For computer software, “Buy” contains a licensing agreement. According to a 2012 study on tariff reductions on NAFTA, trade with the United States and Mexico increased by only 11% in Canada, compared to a 41% increase in the United States and 118% in Mexico. [63]:3 In addition, the United States and Mexico benefited more from the rate reduction, with an increase in social benefits of 0.08% and 1.31%, with Canada recording a decrease of 0.06%. [63]:4 Overall, NAFTA has not been devastating or transformative to the Canadian economy. Opponents of the 1988 free trade agreement warned that Canada would become a glorified 51st state. While this has not been done, Canada has also not closed the productivity gap with the United States. According to the OECD, the country`s GDP per hour worked was 74% of U.S. GDP in 2012.
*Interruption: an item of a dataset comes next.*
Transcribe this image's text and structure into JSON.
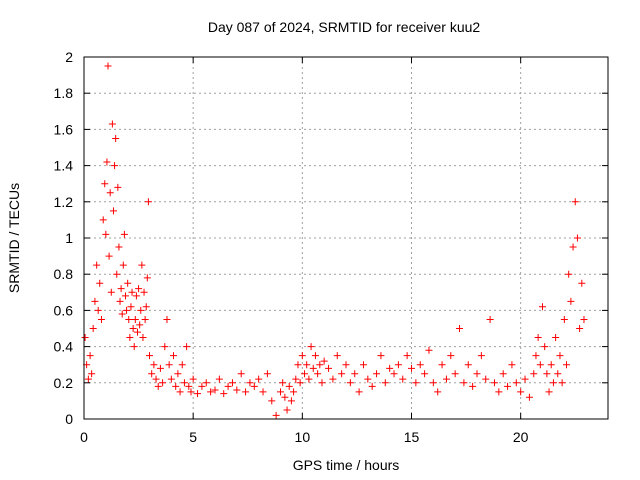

In July 2017, the Trump administration presented a detailed list of changes it wants to make to NAFTA. [131] The top priority was to reduce the U.S. trade deficit. [131] [132] The government has also called for the abolition of provisions allowing Canada and Mexico to challenge U.S. tariffs and impose import restrictions on the United States, Canada and Mexico. [131] The list also highlighted subsidized state-owned enterprises and monetary manipulation. [131] [133] According to Chad P. Bown (Senior Fellow at the Peterson Institute for International Economics), it is unlikely that a renegotiated NAFTA, which would restore trade barriers, would help workers who have lost their jobs, regardless of their cause, to use new employment opportunities.” [154] Note: NAFTA Schedule 1603.D.1 lists occupations whose members are eligible to facilitate entry into other countries. Only activities generally considered to be related to the practice of a profession may be carried out by a person who wishes to enter or remain temporarily in Canada to practice that profession.